Şimdi açık yerlerde bırakılan veya açık alanda korunaksız basit bir ağılda bulunan hayvanın korunması için, mağdur zahmet edip hiçbir önlem almadığı gibi, böyle bir yerden hırsızlık eyleminin gerçekleştirmek içinde yoğun bir suç işleme kastına da gerek olmadan basitçe gerçekleştirilebilen eylem, TCK’nın 142/2-g maddesi kapsamında nitelikli hırsızlık kabul edilmesine karşın, mağdurun hayvanlarını korumak için, zahmet ve masraf edip çoğu zaman sağlam ve muhkem olarak yapmış olduğu ahırla yetinmeyip, gerekirse bizzat müdahale ederek koruma sağlamak için konutunun altına veya eklentisine yapmış olduğu barınaktan (ahır veya ağıldan), faalin, bütün bu koruma ve engelleri aşacak yoğun bir suç kastıyla gerçekleştirmiş olduğu hırsızlık eyleminin ise, anılan madde kapsamında nitelikli hırsızlık kabul edilmemesi, kanaatimce açık bir çelişkidir.
Aksine böyle korunaklı bir yerden yapılan hırsızlık eyleminin, failin suç işleme kastındaki yoğunluk gözetilerek, birinci duruma göre daha nitelikli olarak düzenlenmiş olsaydı belki daha doğru olurdu.
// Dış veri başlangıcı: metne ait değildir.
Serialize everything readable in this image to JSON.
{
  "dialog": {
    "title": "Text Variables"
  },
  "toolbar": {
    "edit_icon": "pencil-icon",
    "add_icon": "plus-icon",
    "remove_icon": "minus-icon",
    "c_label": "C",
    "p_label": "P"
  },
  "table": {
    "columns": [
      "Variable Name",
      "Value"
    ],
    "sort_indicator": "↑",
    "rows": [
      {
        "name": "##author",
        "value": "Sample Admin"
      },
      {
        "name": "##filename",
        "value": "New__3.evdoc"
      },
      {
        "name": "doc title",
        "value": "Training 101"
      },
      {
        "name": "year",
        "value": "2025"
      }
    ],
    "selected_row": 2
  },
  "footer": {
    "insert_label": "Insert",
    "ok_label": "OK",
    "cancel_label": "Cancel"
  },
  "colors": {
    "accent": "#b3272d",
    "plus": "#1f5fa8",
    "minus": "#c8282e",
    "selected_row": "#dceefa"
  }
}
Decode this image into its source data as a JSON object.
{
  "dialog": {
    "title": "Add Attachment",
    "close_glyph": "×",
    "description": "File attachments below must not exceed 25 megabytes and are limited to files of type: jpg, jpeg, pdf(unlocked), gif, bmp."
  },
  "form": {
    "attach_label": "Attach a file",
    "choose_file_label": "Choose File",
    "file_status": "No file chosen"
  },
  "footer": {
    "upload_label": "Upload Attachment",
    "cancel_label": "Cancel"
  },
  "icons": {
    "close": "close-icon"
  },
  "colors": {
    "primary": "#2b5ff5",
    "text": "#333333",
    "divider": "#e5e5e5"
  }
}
Ancak 5237 sayılı Yasa’da böyle bir düzenleme olmamakla birlikte, temel cezanın belirlenmesi sırasında aynı Yasa’nın 61. maddesindeki kriterler gözetilerek alt sınırdan uzaklaşılarak hüküm kurulması işin doğasına ve hakkaniyete daha uygun olacağı kanaatindeyim.
Son olarak konumuzla ilgili 765 sayılı TCK’nın ilgili maddelerine göz atacak olursak; anılan TCK’nın 491/5. maddesinde “Mandıra, ağıl gibi hayvanata mahsus yerlerde bulunan yahut lüzumuna göre açık yerlerde veya kırlarda bırakılan ve haklarında 492 nci maddenin 9 uncu fıkrasının tatbiki mümkün olmayan hayvanları bu yerden almak suretiyle işlenirse; cezası bir seneden beş seneye kadar hapistir.” biçiminde düzenleme yapılmış, aynı yasanın 492/9. maddesinde ise, “Meskun bir hanenin doğrudan doğruya müştemilatından olan veya duvarla çevrilmiş bulunan yerlerindeki hayvan hakkında işlenirse; suçlu iki seneden beş seneye kadar hapsolunur.” şeklinde düzenlemeyle hırsızlık eyleminin, konutun eklentisindeki hayvana yönelik gerçekleştirilmesi halini, açık yerlerde bırakılan hayvanlara yönelik hırsızlık eylemine göre daha nitelikli durum olarak kabul etmiştir. Bu düzenlemede görüşümüzü desteklemektedir.
Yukarıda arzetmeye çalıştığım nedenlerle, sayın çoğunluğun hırsızlık suçunun nitelendirmesine ilişkin görüşüne katılmıyorum.